What will be interesting to observe, once the TCA is in force, is how the rules of interpretation of the TCA may develop. The agreement contains many terms that are similar or identical to concepts of EU law, even where WTO terms are used in preference to TFEU terms. Thus, for example, as George Peretz Q.C. has pointed out elsewhere on this blog, the definition of “subsidy” in Article 3.1 TCA essentially parallels the definition of “State aid” in EU law. State aid lawyers will immediately be tempted to look to the case law of the CJEU to interpret the similar TCA subsidy provisions. Will that work? The immediate answer is that it is at least permissible: Article 13(2) TCA, cited above, provides that there is no “obligation” to interpret the TCA provisions in accordance with the case law of (in this case) the EU. That does not mean it is impermissible, however. Indeed, it is extremely common for parties in international trade disputes to cite interpretations of similar provisions by other courts or tribunals. It will be up to the TCA arbitrator to decide, on a case by case basis, whether or not the relevant TCA provision is to be interpreted the same way as – say – an equivalent TFEU provision on State aid. No doubt there will be areas where “TCA law” will diverge to a greater or lesser extent from EU law, not least in areas of bespoke bilateral UK-EU TCA provisions. In many areas there will likely be little or no diversion.

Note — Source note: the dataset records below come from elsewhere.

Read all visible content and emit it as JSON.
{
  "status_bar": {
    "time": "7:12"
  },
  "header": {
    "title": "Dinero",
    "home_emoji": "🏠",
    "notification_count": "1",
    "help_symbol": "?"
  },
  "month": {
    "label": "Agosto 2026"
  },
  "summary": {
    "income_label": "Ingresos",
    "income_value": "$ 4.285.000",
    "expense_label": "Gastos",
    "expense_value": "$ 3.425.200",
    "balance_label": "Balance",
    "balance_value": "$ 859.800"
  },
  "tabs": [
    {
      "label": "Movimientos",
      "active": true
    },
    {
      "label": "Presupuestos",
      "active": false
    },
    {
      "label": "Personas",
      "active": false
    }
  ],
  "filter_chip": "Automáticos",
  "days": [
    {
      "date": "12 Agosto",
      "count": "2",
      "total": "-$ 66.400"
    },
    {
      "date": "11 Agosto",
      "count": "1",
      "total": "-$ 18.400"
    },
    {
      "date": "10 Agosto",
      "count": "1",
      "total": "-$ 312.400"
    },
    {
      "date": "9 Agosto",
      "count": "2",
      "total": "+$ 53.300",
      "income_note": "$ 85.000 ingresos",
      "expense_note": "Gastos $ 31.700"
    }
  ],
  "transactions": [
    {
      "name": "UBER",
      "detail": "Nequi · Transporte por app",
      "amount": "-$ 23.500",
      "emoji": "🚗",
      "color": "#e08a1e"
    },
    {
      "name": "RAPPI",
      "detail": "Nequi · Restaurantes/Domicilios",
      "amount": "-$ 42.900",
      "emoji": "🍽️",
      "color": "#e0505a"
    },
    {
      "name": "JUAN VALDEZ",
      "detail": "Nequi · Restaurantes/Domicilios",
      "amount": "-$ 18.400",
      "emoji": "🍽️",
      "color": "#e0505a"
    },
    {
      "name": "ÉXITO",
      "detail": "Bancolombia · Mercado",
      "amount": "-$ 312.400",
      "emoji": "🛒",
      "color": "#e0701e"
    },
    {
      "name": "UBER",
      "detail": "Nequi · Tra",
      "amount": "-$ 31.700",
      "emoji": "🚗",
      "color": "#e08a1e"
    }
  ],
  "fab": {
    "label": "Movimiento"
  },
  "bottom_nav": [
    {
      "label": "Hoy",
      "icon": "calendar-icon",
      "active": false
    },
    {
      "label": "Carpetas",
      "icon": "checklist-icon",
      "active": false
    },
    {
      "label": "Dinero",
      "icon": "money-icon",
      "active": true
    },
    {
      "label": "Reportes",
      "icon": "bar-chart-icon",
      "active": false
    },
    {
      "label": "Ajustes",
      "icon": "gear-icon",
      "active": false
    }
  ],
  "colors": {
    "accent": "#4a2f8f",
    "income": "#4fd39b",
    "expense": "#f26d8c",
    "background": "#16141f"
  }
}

Beyond the interpretative and jurisdictional minutiae, it is worth pointing out that the Vienna Convention-based international nature of this Treaty does require something of a cultural shift for EU lawyers in the UK and elsewhere. The TCA is, by definition, not an instrument of EU law and it would be a category error to approach it as a species of EU Treaty within the wider family of association agreements, such as the EEA, EU-Ukraine or indeed the Withdrawal Agreement (and its Northern Ireland Protocol). The title of this blog is “EU relations law” and the TCA, when it is ratified, will form one (in fact the central) pillar of this new area of law. An essential characteristic of the TCA pillar is that it is not EU law.